Stage 8: Dynamic Payload Injection via Reflection
- Class: nintendotapered.saidgoofiness.Unpaidpopsicle
- Method: herbalblot(Application, ClassLoader)
- Logic: Replaces internal class loader (mBase, mClassLoader) using reflection and XOR-decryption
- Hijacks runtime loader to inject and activate hidden payloads.

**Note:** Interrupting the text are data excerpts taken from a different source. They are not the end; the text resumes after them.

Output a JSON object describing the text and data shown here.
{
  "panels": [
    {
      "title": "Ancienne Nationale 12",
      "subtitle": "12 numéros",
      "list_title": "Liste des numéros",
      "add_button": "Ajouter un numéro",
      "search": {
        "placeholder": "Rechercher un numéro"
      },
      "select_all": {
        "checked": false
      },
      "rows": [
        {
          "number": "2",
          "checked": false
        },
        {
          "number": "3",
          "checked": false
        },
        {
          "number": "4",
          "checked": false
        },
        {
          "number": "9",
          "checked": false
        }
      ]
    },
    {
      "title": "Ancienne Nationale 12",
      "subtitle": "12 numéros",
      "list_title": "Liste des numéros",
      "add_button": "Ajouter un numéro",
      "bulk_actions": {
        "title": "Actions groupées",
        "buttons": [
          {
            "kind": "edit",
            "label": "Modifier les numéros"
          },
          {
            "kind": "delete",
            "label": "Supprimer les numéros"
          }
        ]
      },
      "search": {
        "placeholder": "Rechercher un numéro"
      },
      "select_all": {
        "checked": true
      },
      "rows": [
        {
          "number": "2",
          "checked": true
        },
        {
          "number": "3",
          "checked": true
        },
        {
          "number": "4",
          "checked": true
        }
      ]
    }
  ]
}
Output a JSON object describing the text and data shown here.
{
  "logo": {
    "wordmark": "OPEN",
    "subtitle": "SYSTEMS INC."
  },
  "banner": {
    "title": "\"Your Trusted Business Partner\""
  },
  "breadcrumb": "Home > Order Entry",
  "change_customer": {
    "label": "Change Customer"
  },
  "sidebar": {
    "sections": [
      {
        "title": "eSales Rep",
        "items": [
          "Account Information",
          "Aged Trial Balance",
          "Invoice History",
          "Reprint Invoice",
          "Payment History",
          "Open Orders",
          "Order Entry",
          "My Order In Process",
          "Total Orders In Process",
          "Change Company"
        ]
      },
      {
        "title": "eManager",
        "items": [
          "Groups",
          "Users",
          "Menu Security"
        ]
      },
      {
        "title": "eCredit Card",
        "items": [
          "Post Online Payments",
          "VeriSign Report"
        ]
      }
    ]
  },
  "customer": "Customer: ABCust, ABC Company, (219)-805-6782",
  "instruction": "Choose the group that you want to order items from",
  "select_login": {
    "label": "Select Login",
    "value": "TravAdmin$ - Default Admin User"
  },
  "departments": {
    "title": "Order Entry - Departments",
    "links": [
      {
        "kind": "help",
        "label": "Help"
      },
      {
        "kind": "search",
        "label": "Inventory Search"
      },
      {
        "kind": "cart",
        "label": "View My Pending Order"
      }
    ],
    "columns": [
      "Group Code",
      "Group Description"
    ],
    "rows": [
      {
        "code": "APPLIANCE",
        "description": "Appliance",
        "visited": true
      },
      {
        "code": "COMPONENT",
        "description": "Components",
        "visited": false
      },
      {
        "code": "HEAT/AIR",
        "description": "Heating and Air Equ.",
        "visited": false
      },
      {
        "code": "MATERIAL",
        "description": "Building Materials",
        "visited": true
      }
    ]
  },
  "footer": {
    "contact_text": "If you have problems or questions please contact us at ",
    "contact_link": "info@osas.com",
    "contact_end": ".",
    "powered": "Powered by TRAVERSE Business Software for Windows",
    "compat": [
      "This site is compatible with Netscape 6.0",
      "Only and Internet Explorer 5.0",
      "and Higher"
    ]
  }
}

4. Summary of Malicious Activity
| Activity | Description |
| Payload Loader | Uses obfuscated method chaining to execute hidden payload at runtime |
| Persistence | Registers boot and SMS receivers to stay active |
| Admin & Accessibility Exploitation | Gains full control of UI and device management features |
| Surveillance | Hooks to camera/mic APIs and reads all messages silently |
| Communication Hijack | Auto-responds or forwards intercepted messages |
| Uninstallation Prevention | Uses admin privileges and root access to delete competitor apps |
| Screen Capture/Keylogging | Hooks screen APIs and captures touch/input events |
| Overlay Phishing | Loads HTML templates mimicking banking UIs via asset files |
| Dynamic Payload Injection | Uses reflection to change classloader at runtime |
5. Indicators of Compromise (IOCs) Summary
| Type | IOC / Artifact | Description |
| APK Hash | 6d55d90d021b0980528f56d040e78fa7b | File fingerprint (MD5) |
| Package Name | nuttiness.pamperer.cosmetics | Malicious package |
| Main Class | uFAWABASFEFwvh | Main execution entry |
| Permissions | READ_SMS, CAMERA, BIND_ACCESSIBILITY_SERVICE, etc. | Dangerous runtime access |
| Command & Control (C2) | Obfuscated – likely embedded in asset and decrypted at runtime | Dynamic communication endpoint |
| Receiver Components | JvwhVMVjSgK, GqDpxLfoTDmtcd, stormReceiver | Boot and SMS interceptors |
| Reflection Loader Class | Unpaidpopsicle.java | Runtime payload injection using reflection |
| Overlay Loader | Claviclewashout.java | Reads phishing UIs from assets |
| App Deletion Logic | Undertowtilt.snowdroprisk() | Possibly deletes security/banking apps |
| Runtime Hook | Groupedpecan.showcaseabrasive() | Captures screen or logs input |
6. Full Behavioral Map Flow Diagram
7. Recommendations
- Block and delete the APK from any endpoint immediately.
- Review logs and SMS activity on affected devices.
- Remove Device Admin access manually before uninstalling.
- Perform a factory reset on infected devices if full compromise is suspected.